Da buon reporter, intervista i locali, entra nelle loro case - non soffre la fame, anzi: Ho preso due kg mentre ero lì, confessa - filtra giornalisticamente i loro umori, traduce aspettative e speranze. Nessuno di loro pensa di arrendersi - spiega - Possiedono una determinazione difficile da spiegare. Da loro stessi pretendono tanto. I giovani, ai quali ha chiesto cosa desiderano più di altro, gli rispondono: la pace.
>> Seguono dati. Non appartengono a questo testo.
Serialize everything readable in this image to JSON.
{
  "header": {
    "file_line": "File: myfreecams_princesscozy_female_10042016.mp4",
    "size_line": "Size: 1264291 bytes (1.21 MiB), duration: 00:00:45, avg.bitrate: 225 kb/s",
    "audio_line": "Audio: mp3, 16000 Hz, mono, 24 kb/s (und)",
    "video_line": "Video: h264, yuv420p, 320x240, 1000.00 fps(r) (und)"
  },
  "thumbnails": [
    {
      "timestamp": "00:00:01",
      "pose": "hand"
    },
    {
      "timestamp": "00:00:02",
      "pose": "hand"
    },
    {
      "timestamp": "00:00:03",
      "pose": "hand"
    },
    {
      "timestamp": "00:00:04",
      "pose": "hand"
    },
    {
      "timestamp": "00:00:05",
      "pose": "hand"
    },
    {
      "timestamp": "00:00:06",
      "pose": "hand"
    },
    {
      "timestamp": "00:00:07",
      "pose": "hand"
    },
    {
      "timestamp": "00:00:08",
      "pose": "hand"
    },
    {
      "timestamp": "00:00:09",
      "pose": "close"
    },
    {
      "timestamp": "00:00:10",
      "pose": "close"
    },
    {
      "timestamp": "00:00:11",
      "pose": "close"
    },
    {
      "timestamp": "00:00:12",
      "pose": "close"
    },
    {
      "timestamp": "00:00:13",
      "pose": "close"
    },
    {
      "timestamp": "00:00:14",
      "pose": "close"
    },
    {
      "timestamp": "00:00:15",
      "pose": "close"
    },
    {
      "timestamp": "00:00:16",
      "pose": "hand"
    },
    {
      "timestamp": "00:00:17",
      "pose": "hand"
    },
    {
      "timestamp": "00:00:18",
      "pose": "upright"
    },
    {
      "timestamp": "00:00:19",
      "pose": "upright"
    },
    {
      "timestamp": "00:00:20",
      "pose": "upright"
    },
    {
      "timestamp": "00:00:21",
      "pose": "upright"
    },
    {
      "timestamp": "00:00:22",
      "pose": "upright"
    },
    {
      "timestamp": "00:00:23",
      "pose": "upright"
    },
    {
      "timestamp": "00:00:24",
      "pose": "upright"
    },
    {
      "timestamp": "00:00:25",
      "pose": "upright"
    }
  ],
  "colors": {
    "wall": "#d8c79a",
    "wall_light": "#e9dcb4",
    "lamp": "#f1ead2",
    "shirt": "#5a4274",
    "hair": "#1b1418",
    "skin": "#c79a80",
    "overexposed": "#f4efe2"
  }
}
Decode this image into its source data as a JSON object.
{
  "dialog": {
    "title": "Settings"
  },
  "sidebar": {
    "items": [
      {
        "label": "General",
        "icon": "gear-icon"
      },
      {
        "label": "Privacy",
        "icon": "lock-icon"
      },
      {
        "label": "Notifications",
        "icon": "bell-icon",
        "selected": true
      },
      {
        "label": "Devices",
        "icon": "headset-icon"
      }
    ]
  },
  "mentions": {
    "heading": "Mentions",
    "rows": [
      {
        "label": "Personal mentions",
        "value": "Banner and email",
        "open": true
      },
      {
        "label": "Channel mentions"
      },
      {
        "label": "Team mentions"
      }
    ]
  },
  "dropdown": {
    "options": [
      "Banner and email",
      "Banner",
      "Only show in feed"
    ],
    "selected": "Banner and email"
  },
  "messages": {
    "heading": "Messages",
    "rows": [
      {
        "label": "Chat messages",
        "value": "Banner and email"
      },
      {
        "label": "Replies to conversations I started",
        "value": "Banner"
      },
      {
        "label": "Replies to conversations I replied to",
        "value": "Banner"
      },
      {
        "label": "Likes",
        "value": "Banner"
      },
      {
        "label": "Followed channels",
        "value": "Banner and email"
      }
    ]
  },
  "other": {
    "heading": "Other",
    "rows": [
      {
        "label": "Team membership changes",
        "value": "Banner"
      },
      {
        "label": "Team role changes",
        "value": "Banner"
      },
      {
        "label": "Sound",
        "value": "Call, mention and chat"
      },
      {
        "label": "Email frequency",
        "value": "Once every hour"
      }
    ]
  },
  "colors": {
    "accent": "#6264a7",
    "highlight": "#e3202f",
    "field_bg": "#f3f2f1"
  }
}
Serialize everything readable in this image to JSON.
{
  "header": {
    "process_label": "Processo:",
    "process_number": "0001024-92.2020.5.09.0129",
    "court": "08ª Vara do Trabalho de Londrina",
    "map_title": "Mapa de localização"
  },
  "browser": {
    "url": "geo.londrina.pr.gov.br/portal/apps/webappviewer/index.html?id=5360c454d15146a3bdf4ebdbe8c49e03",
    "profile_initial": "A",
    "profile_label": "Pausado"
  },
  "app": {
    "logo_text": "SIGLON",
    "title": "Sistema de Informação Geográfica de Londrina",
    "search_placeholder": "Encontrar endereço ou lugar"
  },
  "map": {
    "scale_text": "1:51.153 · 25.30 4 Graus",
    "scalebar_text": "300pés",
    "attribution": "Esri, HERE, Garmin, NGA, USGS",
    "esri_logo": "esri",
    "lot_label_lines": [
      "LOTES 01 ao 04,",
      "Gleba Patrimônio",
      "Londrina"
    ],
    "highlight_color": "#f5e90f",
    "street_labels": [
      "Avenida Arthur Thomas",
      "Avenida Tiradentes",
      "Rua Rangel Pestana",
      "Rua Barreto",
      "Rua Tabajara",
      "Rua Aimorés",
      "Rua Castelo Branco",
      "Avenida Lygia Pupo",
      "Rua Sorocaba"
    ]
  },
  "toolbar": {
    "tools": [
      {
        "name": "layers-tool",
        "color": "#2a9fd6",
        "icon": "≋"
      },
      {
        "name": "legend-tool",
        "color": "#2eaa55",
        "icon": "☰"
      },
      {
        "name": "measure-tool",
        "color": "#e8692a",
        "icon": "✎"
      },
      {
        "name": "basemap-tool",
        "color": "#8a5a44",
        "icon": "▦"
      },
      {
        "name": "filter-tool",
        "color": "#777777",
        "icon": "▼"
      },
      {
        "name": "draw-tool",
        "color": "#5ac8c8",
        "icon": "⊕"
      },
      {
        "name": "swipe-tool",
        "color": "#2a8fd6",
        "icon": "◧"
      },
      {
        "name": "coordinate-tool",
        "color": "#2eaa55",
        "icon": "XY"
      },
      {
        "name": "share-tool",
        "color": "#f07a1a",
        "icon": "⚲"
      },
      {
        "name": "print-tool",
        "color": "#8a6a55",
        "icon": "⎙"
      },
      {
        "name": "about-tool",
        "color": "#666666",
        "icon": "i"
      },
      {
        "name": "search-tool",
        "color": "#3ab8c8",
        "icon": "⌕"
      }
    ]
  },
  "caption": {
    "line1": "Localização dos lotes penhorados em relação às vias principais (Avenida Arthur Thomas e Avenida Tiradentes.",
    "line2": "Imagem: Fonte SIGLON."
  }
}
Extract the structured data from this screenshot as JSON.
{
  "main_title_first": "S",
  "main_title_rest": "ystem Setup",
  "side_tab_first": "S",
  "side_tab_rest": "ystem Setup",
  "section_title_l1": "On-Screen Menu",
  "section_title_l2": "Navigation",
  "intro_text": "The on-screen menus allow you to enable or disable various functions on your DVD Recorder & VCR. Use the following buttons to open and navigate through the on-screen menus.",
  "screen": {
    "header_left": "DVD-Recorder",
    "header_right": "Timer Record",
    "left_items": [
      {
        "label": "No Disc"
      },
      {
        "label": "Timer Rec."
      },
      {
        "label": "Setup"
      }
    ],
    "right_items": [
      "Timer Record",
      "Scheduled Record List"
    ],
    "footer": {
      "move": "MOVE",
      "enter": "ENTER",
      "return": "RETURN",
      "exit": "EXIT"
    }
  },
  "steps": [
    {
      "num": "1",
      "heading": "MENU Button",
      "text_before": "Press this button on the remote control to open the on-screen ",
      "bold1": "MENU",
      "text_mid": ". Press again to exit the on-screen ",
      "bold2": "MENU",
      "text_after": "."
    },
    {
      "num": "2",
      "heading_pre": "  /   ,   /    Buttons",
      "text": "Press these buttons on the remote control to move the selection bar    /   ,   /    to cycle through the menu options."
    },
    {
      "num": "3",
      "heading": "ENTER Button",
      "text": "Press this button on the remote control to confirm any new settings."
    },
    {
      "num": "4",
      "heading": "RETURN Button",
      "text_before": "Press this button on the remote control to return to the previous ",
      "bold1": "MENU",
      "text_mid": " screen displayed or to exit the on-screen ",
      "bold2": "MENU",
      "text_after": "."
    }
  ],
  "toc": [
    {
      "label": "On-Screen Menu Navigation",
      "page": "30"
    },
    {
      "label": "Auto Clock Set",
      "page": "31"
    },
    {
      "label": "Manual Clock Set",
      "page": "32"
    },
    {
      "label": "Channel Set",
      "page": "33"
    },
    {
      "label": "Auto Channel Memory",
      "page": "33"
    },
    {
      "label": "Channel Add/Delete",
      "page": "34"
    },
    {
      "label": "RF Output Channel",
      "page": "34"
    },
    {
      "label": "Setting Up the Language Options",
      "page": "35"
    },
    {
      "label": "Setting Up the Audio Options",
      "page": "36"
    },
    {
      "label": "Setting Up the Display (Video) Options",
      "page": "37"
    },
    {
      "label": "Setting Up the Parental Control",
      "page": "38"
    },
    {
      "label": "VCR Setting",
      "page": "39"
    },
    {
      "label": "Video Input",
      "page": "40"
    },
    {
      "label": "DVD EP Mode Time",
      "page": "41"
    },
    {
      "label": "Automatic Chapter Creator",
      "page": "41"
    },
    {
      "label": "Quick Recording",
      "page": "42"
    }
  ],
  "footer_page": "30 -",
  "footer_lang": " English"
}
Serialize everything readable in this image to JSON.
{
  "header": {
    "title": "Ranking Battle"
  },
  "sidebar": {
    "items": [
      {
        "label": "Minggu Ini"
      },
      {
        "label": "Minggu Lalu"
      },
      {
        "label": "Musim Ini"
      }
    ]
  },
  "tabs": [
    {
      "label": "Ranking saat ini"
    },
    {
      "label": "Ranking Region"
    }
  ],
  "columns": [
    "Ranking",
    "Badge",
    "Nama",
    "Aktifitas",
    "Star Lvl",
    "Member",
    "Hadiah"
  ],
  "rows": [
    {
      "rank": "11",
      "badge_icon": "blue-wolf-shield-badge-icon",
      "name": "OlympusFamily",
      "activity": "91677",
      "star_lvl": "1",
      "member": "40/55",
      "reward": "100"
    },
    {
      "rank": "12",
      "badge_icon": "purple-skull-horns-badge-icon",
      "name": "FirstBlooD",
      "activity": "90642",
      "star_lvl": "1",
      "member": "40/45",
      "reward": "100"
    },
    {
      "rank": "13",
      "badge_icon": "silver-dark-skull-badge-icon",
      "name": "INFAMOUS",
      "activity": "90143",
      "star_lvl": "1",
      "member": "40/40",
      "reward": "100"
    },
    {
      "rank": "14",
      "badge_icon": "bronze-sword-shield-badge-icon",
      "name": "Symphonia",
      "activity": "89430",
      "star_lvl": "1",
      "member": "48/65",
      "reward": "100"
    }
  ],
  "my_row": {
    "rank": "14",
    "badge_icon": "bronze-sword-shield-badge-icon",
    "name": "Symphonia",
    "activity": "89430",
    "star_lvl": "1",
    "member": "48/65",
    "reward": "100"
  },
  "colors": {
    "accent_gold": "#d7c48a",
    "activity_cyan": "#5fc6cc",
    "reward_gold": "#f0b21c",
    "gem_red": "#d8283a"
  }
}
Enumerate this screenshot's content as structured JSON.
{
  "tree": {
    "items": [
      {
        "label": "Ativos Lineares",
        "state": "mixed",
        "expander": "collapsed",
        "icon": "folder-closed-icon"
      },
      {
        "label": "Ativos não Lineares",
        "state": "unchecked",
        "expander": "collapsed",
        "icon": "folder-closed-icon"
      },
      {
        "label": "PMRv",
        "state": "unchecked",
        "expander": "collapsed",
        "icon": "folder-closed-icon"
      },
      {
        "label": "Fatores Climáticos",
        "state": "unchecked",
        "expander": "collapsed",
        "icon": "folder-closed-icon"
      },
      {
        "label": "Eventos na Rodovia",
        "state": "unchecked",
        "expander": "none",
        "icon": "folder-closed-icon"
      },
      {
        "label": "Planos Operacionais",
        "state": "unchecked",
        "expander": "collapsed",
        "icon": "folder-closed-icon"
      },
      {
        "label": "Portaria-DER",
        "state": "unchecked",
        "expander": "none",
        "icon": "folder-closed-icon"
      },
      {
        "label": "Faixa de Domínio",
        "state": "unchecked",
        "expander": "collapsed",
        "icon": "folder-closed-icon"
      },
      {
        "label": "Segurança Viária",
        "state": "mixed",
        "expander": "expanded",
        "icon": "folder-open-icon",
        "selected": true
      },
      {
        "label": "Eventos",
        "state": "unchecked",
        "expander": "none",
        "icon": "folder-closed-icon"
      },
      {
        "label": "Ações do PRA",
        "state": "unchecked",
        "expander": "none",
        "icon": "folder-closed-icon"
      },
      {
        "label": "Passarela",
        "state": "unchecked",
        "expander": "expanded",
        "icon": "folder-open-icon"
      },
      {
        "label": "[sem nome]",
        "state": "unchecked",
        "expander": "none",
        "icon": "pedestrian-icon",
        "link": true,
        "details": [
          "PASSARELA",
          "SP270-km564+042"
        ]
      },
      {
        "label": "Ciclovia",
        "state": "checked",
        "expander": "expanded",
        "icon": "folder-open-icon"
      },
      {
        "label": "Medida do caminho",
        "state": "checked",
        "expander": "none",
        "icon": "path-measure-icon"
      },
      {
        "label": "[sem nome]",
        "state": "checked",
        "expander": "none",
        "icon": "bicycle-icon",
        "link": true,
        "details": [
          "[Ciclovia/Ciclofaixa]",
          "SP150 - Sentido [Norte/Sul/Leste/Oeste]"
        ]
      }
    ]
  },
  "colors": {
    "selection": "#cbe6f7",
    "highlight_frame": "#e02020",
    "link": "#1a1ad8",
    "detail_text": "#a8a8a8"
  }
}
Codrino indossa però i panni di fact checker: non si allinea ciecamente alle fonti “ufficiali”, vuole verificarle. E così che i suoi pezzi si arricchiscono di nuovi dettagli e penetrano in profondità nello state of mind della gente ucraina - anche se lui vorrebbe parlare pure con la controparte russa. Con la guerra è crollata l’idea della fratellanza, della comunione etnica e culturale fra i due popoli, ucraino e russo. I primi non si aspettavano l’aggressione e si sentono traditi non dal 24 febbraio 2022, ma dall’annessione della Crimea di otto anni prima. Difficile, quindi, sanare la frattura. In Ucraina è meglio non utilizzare termini come “spasiba” (“grazie”) e ci sono tanti cartelloni propagandistici che, attraverso i “meme”, irridono il nemico.
L’aspirante pubblicista non “improvvisa”. Sono vietate le fotografie a porti e auto della polizia e per ogni immagine scatta il placet delle autorità ucraine. Gli vengono utili anche i consigli di “sicurezza” che gli forniscono giornalisti come Marta Serafini, corrispondente per il Corriere della Sera. La prudenza lo spinge anche a disdire un’intervista in una TV di Charkiv, dove è stato invitato.
In Ucraina c’è tanta diffidenza, ma una sola volontà - conclude - Non intendono cedere parte del loro territorio.